With that statement, I'm declaring that I will by the end of 2009 give blood! I will wait until the end of race season (Sometime in September unless I do another marathon), and then will take my 2 weeks recovery and then donate.

As it stands today that would mean I am going to donate by the 27th of September. YIKES!

With a little research done, I discovered that there are alternatives for people as wimpy as me. Whole blood is hard on the system. Leaves you feeling drained. However, you can also donate platelets, and plasma. When you donate plasma they even supplement you so you don't get a low blood pressure reaction.

So I think I will start with one of these before taking the plunge.

For more information on the types of donations, check this page out.
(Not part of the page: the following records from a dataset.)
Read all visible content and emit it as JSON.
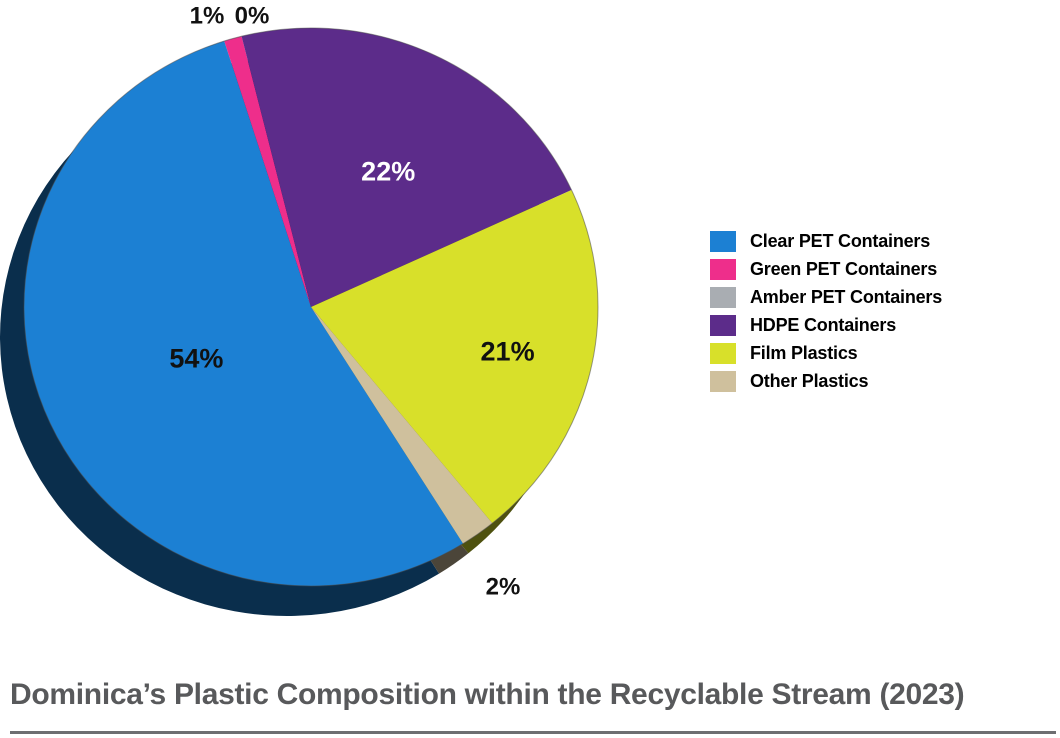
{
  "chart_data": {
    "type": "pie",
    "title": "Dominica’s Plastic Composition within the Recyclable Stream (2023)",
    "unit": "%",
    "effect": "3d",
    "direction": "clockwise",
    "start_angle_deg": 148,
    "legend_position": "right",
    "series": [
      {
        "label": "Clear PET Containers",
        "value": 54,
        "color": "#1c80d3",
        "label_color": "#111111",
        "label_placement": "inside"
      },
      {
        "label": "Green PET Containers",
        "value": 1,
        "color": "#ee2e8b",
        "label_color": "#111111",
        "label_placement": "outside"
      },
      {
        "label": "Amber PET Containers",
        "value": 0,
        "color": "#a9adb2",
        "label_color": "#111111",
        "label_placement": "outside"
      },
      {
        "label": "HDPE Containers",
        "value": 22,
        "color": "#5c2c8a",
        "label_color": "#ffffff",
        "label_placement": "inside"
      },
      {
        "label": "Film Plastics",
        "value": 21,
        "color": "#d8e02a",
        "label_color": "#111111",
        "label_placement": "inside"
      },
      {
        "label": "Other Plastics",
        "value": 2,
        "color": "#cfc09d",
        "label_color": "#111111",
        "label_placement": "outside"
      }
    ]
  },
  "decor": {
    "title_color": "#58595b",
    "underline_color": "#6d6e71",
    "rim_stroke": "#4a4a4a"
  }
}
But just a recap of what is says.

Whole Blood donation every 9 weeks

Platelet donation every 14 days

And can donate plasma every 6 days,

And Finally, I know there are going to be some of you telling me, I can't donate blood, I've been blocked by Canadian Blood Services. I lived in the UK, or I've been to Africa in the last 90 days. Well, today is your lucky day. Its true, you cannot donate for blood transfusions, HOWEVER, you can donate for research purposes. There are hundreds of diseases which require more blood research. And to do that they need blood samples. And surprise surprise, there is a shortage there as well. Many labs have their friends come in and donate so they can do their work.

Donating for research purposes is not as easy, for that you need to contact your local Canadian Blood Services and find out the location of a clinic. They are usually near Universities. Dr Dana Devine is the person to contact if you wish to locate you local clinic.

To contact Dana, send an e-mail to

Now that I've declared it to the Interweb, I guess there is no backing down now.

I encourage you to copy this post and put it on your blogs. Try and get as many people out there.

Tweet this!


BreeWee said...

I am such a big believer in blood drives! In college it was like a hobby till they kept kicking me out when I went too low on iron...

ANYWAYS... hope you are happy and well! I just read your title (the journey through this blog) and it totally made my day!! It put this roller coaster all in perspective.

Take care.

Lisa said...

I work for the Australian Red Cross Blood Services and I also have someone very close to me who has recieved blood. I have actually seen blood shortages at 2 different levels. Both watching low stocks at work and also seeing how low someones haemoglobin had to get before they were allowed to recieve a transfusion.
It is very scary when stocks get that low that is why it is important to remember to continue donating not just when there are shortages but to maintain stocks year round.